Community organizing pays off.
That’s the message in a report released Tuesday by Gamaliel, a national faith-based network with affiliates in 16 states, including Metropolitan Congregations United in the St. Louis region and United Congregations of Metro East.
The authors of Jobs And More Jobs said that in 2012 and 2013, Gamaliel's 43 affiliates’ community organizing efforts won campaigns worth more than $13 billion and created more than 450,000 jobs. Those jobs led to a bump in gross domestic product of another $17 billion, according to the study.
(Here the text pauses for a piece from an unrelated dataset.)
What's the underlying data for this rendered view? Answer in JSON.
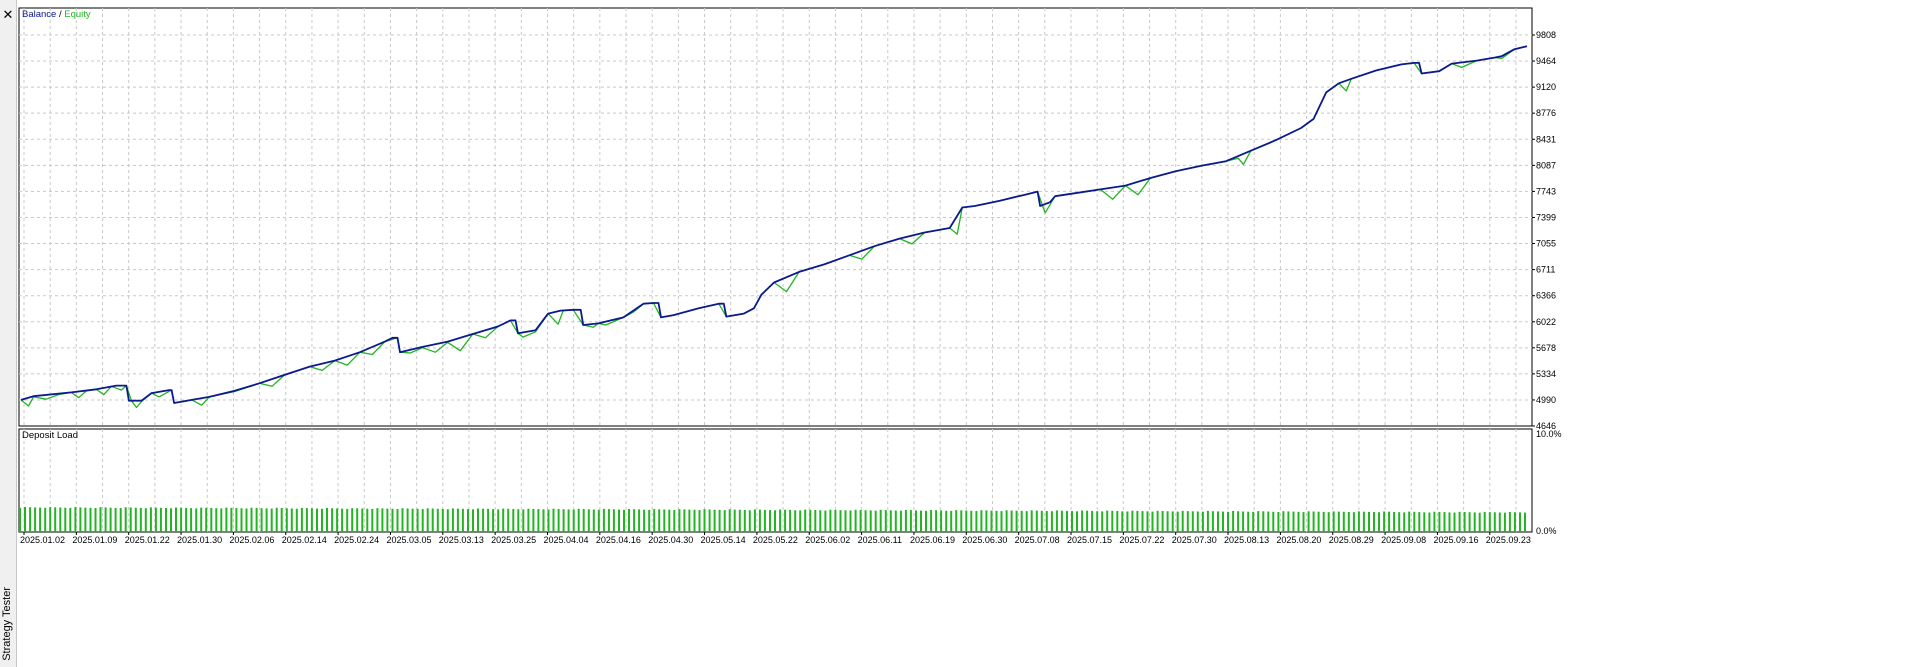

"Our takeaway from this report is that community organizing is actually far more effective than we anticipated in terms of creating jobs," said Laura Barrett, Gamaliel’s campaign director, who is based in St. Louis.
She said Gamaliel is taking what it learned in transit organizing efforts here in St. Louis and applying it nationally. Barrett said the efforts to ensure a higher percentage of minority and women participation in the rebuild of I-64 were so successful that it has become known as the “Missouri model" and was recognized by former Secretary of Transportation Ray LaHood.
That model has since been used by organizers in the Metro East. It led to the employment of 138 women and minorities construction workers on the recently-opened Stan Musial Veterans Memorial Bridge. The report estimates those jobs drew $4.6 million in transportation funding. As explained in the report:
"Because these jobs went to women and people of color we counted them as new, benefiting historically underemployed populations. Using the highway construction funding ratio documented in Appendix A, of 27,800 jobs per billion dollars, these 138 new workers translate to $4,964,029 in funds, raising the GDP by $6,502,878, using Moody’s 1.31 multiplier.”
But Barrett said they’ve found the organizing efforts go beyond transit work.
"Then when we started to apply this same methodology to all the other community organizing wins we’ve had, we were pretty amazed to see how many jobs, for instance, putting a grocery in Syracuse, New York ends up creating," she said.
Through the report, Barrett said Gamaliel is hoping to convince others -- from foundations to government entities -- that investing in community organizing is effective.
"That’s part of what we wanted to prove," she said. "It’s not just about Gamaliel and Metropolitan Congregations United and all of our local affiliates. This is a very effective way to fight poverty and we need to think about that more seriously."
And organizers see that such investments could have benefits in areas such as Ferguson, where unemployment remains high among young African-Americans.